How Northwest fishing club began


Fishing club members enjoy meeting together to fish. Many of the members were new to fishing and have been taught how to fish in the club.

Angela Seo, staff writer

Northwest has a plethora of interesting clubs that you might not be able to find in any other school; one of these clubs that stands out is fishing club. Though students might have heard about fishing club, many don’t know how it first started.

Senior Cole Pickford is the president of the club and grew up fishing.

“I grew up in Hawaii for the first 10 years of my life, and the ocean was a major part of the culture there,” senior Cole Pickford said. “I grew up catching all sorts of fish and sharks and did some spearfishing if we wanted something to eat.”

Pickford took the initiative and wanted to start a club for his hobby when he was in middle school, but there were no teachers willing to sponsor it. It was not until his freshman year of high school when everything came together.

“During my freshman year, I had Mr. Aker, and I talked about fishing with him a lot in class, so I ended up asking him to sponsor and he did,” Pickford said.

Fishing club is a group for fishermen to meet each other and share stories. Often, many of them contact each other if they are going fishing.
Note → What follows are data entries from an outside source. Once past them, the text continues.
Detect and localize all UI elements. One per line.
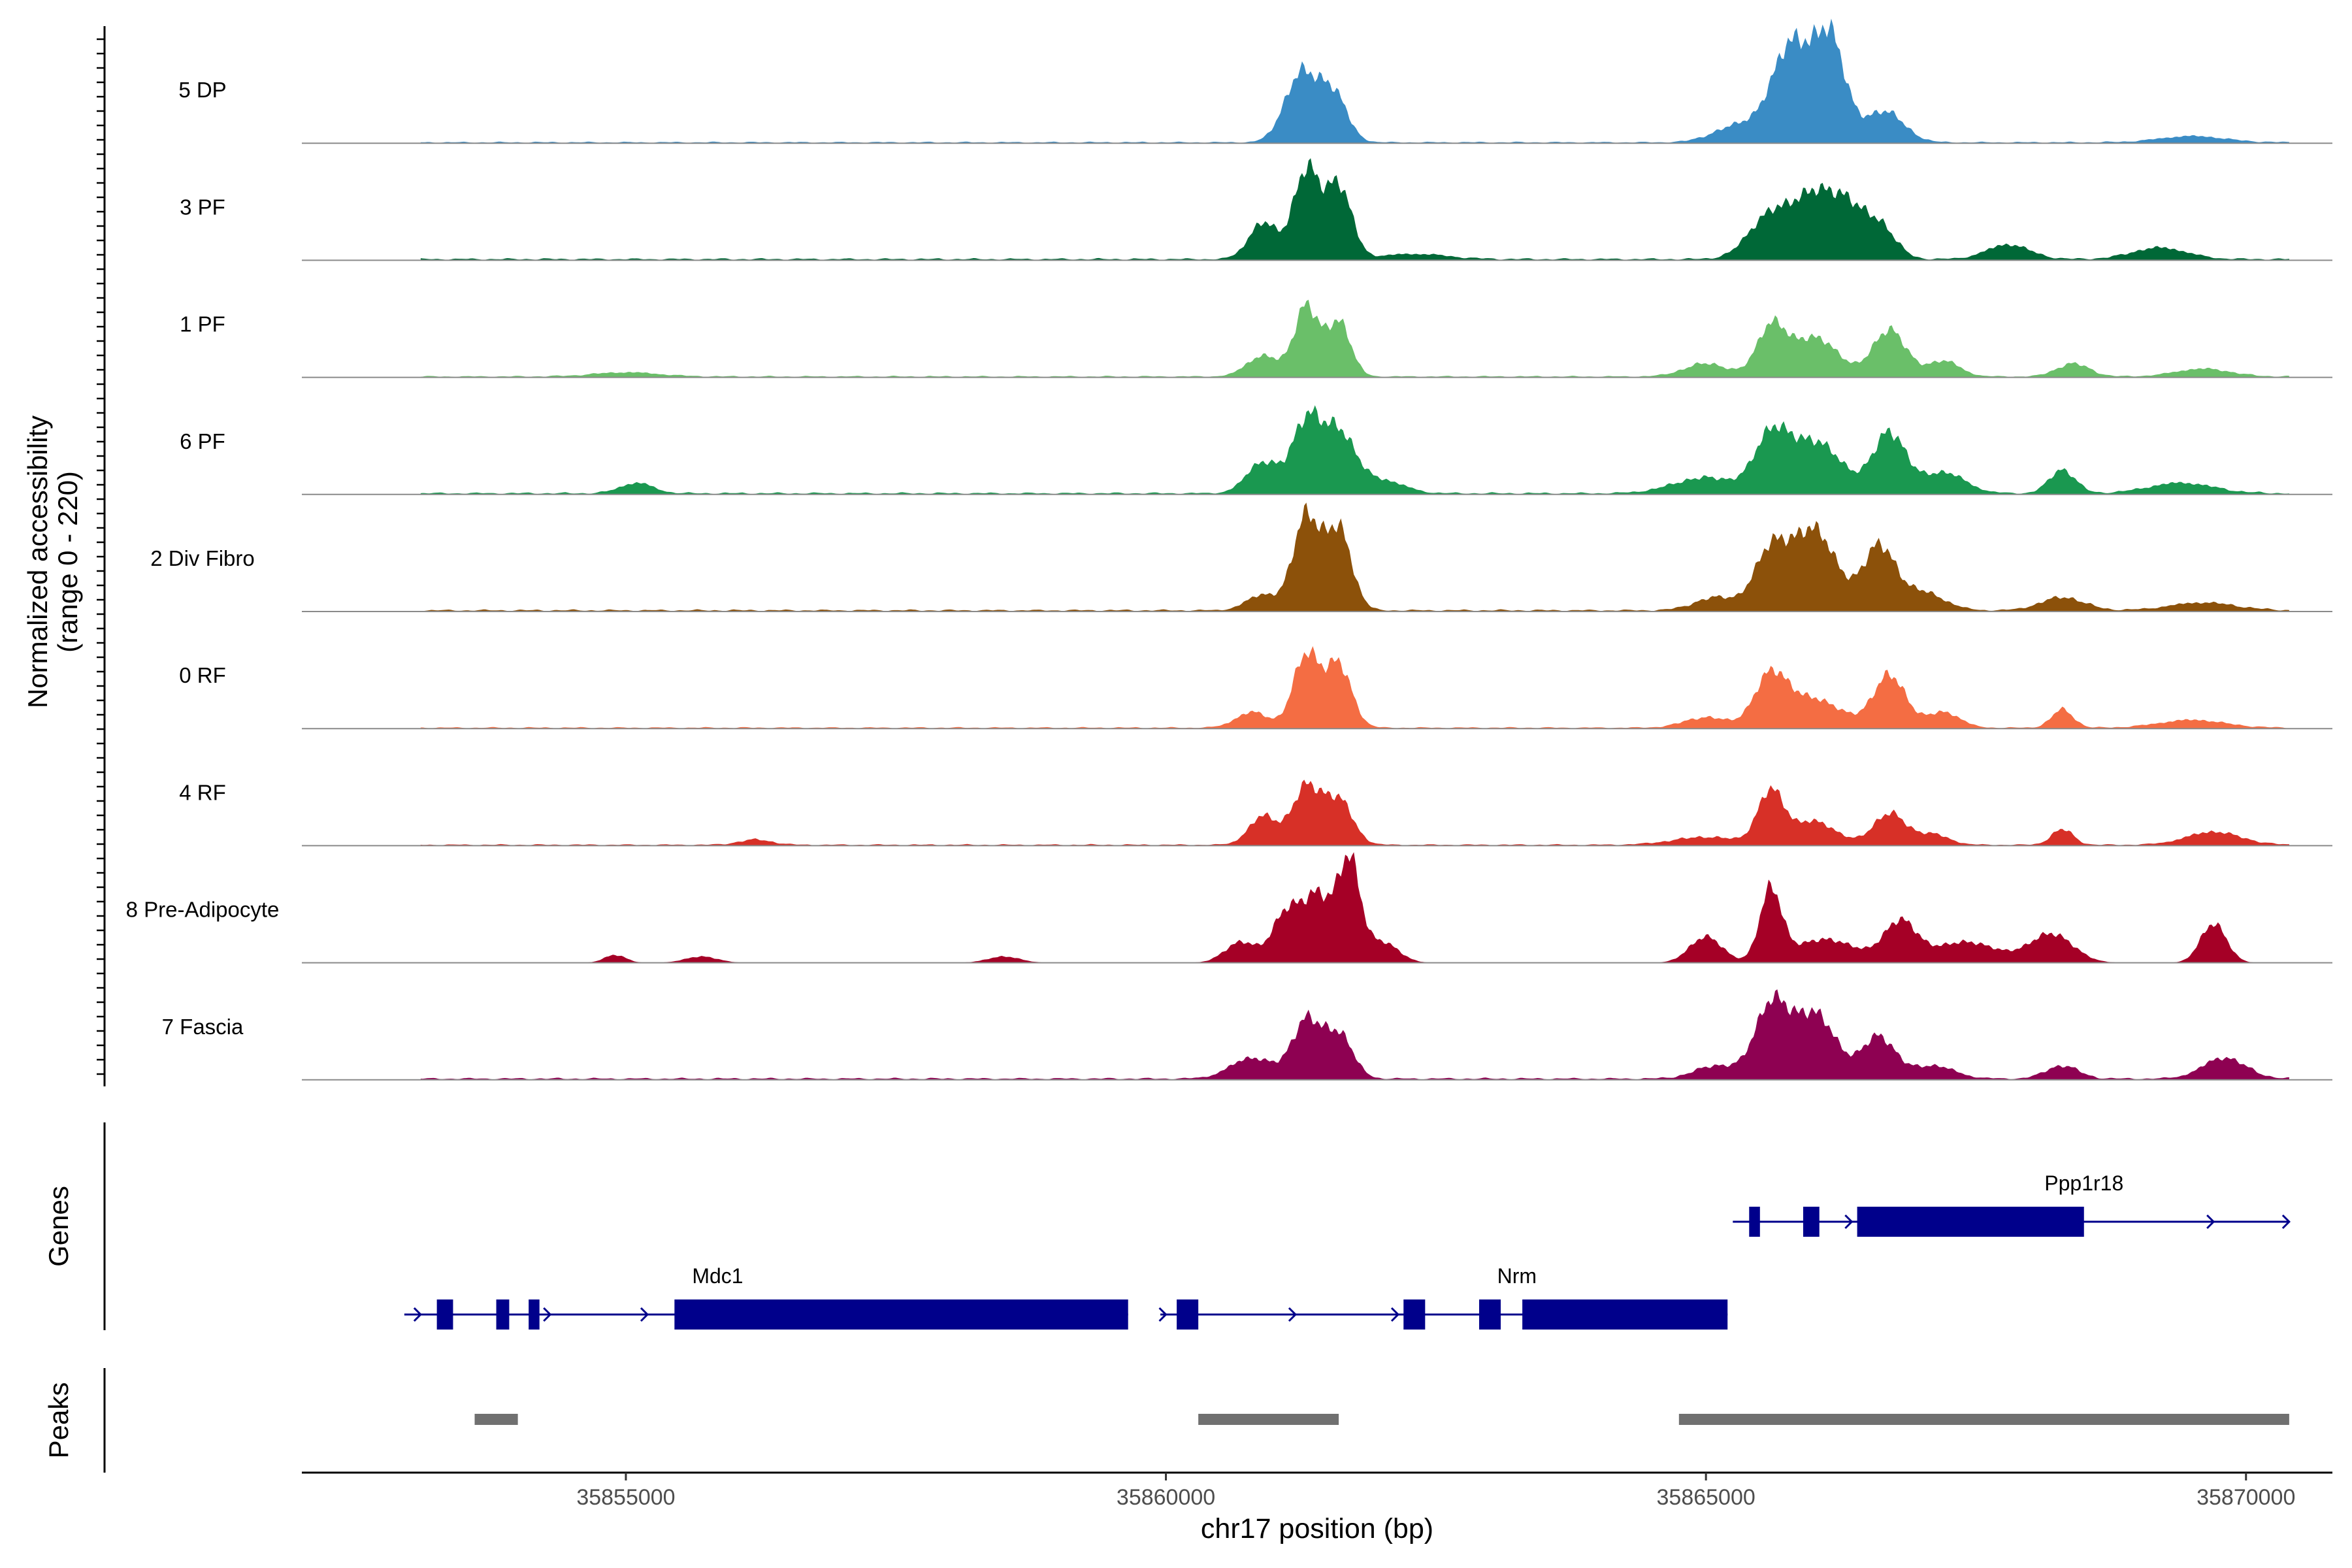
y-axis-label-line2: (range 0 - 220) bbox=[52, 471, 83, 653]
gene-label: Mdc1 bbox=[692, 1264, 743, 1288]
gene-exon bbox=[1857, 1207, 2084, 1237]
peak-region bbox=[1198, 1414, 1339, 1425]
gene-label: Ppp1r18 bbox=[2044, 1171, 2123, 1195]
gene-exon bbox=[1177, 1299, 1199, 1330]
genes-panel-label: Genes bbox=[43, 1186, 74, 1267]
x-tick-label: 35865000 bbox=[1657, 1485, 1756, 1510]
x-axis-title: chr17 position (bp) bbox=[1201, 1513, 1433, 1544]
track-label: 0 RF bbox=[179, 663, 226, 687]
track-label: 4 RF bbox=[179, 780, 226, 804]
strand-arrow bbox=[1158, 1307, 1168, 1322]
strand-arrow bbox=[640, 1307, 649, 1322]
strand-arrow bbox=[1288, 1307, 1298, 1322]
x-tick-label: 35855000 bbox=[576, 1485, 675, 1510]
coverage-area bbox=[420, 405, 2289, 495]
y-axis-label-line1: Normalized accessibility bbox=[22, 416, 53, 708]
coverage-area bbox=[420, 989, 2289, 1080]
gene-exon bbox=[1403, 1299, 1426, 1330]
peaks-panel: Peaks bbox=[43, 1368, 2289, 1473]
track-2-div-fibro: 2 Div Fibro bbox=[150, 502, 2332, 612]
accessibility-axis bbox=[97, 26, 106, 1086]
coverage-area bbox=[420, 299, 2289, 378]
track-8-pre-adipocyte: 8 Pre-Adipocyte bbox=[126, 852, 2332, 964]
peak-region bbox=[1678, 1414, 2289, 1425]
gene-exon bbox=[529, 1299, 540, 1330]
track-5-dp: 5 DP bbox=[178, 18, 2332, 144]
gene-exon bbox=[496, 1299, 510, 1330]
gene-exon bbox=[1478, 1299, 1501, 1330]
gene-label: Nrm bbox=[1497, 1264, 1537, 1288]
genes-panel: Genes Mdc1 Nrm Ppp1r18 bbox=[43, 1122, 2291, 1330]
track-3-pf: 3 PF bbox=[180, 158, 2332, 261]
track-label: 5 DP bbox=[178, 78, 226, 102]
x-axis: 35855000 35860000 35865000 35870000 bbox=[302, 1471, 2332, 1510]
track-label: 7 Fascia bbox=[162, 1015, 244, 1039]
coverage-area bbox=[420, 646, 2289, 729]
gene-nrm: Nrm bbox=[1158, 1264, 1728, 1330]
gene-ppp1r18: Ppp1r18 bbox=[1733, 1171, 2291, 1237]
track-7-fascia: 7 Fascia bbox=[162, 989, 2332, 1081]
gene-exon bbox=[1749, 1207, 1760, 1237]
x-tick-label: 35870000 bbox=[2197, 1485, 2295, 1510]
coverage-area bbox=[420, 18, 2289, 144]
track-0-rf: 0 RF bbox=[179, 646, 2332, 730]
gene-exon bbox=[1522, 1299, 1728, 1330]
strand-arrow bbox=[543, 1307, 552, 1322]
coverage-area bbox=[420, 852, 2289, 963]
coverage-area bbox=[420, 779, 2289, 846]
track-label: 2 Div Fibro bbox=[150, 546, 255, 570]
track-label: 6 PF bbox=[180, 429, 225, 453]
strand-arrow bbox=[413, 1307, 422, 1322]
track-label: 1 PF bbox=[180, 312, 225, 336]
x-tick-label: 35860000 bbox=[1117, 1485, 1215, 1510]
gene-exon bbox=[436, 1299, 453, 1330]
track-4-rf: 4 RF bbox=[179, 779, 2332, 847]
peak-region bbox=[474, 1414, 518, 1425]
peaks-panel-label: Peaks bbox=[43, 1382, 74, 1459]
track-label: 8 Pre-Adipocyte bbox=[126, 898, 280, 922]
strand-arrow bbox=[1844, 1214, 1854, 1230]
strand-arrow bbox=[2281, 1214, 2291, 1230]
gene-mdc1: Mdc1 bbox=[404, 1264, 1128, 1330]
gene-exon bbox=[1803, 1207, 1820, 1237]
strand-arrow bbox=[1390, 1307, 1400, 1322]
gene-models: Mdc1 Nrm Ppp1r18 bbox=[404, 1171, 2291, 1330]
strand-arrow bbox=[2206, 1214, 2215, 1230]
track-6-pf: 6 PF bbox=[180, 405, 2332, 495]
coverage-area bbox=[420, 502, 2289, 612]
strand-arrow bbox=[759, 1307, 768, 1322]
peak-regions bbox=[474, 1414, 2289, 1425]
coverage-tracks: 5 DP 3 PF 1 PF 6 PF 2 Div Fibro 0 RF 4 RF 8 Pre… bbox=[126, 18, 2332, 1081]
track-label: 3 PF bbox=[180, 195, 225, 219]
gene-exon bbox=[674, 1299, 1128, 1330]
coverage-area bbox=[420, 158, 2289, 261]
strand-arrow bbox=[867, 1307, 876, 1322]
track-1-pf: 1 PF bbox=[180, 299, 2332, 378]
It also helps to teach people who have never fished before, according to Pickford.

Another student in fishing club is senior Layne Sossaman, who started fishing because of her older brother and her father.

“I have an older brother, and he and my dad have always been outdoors people,” Sossaman said. “We have a beach house with a big pond behind it, so they taught me how to catch tiny fish and it was fun to be able to spend time with my family.”

Sossaman joined fishing club because of the new and fun experience she could have. She also enjoys spending time outside, especially during the summer.

“Cole started it, and Mr. Aker is the sponsor of it, and I thought it would be fun to be able to have this social experience with all my friends and meet new people,” Sossaman said. “Also, Cole does a great job of getting events for us to help out such as teaching kids how to fish and going on trips with the group.”

“My favorite thing is the adrenaline rush and sense of accomplishment after putting in all the time working to enhance my knowledge of a fish so I can eventually hook one and bring it in. Having a fish in your hands after working so hard for it feels great,” Pickford said.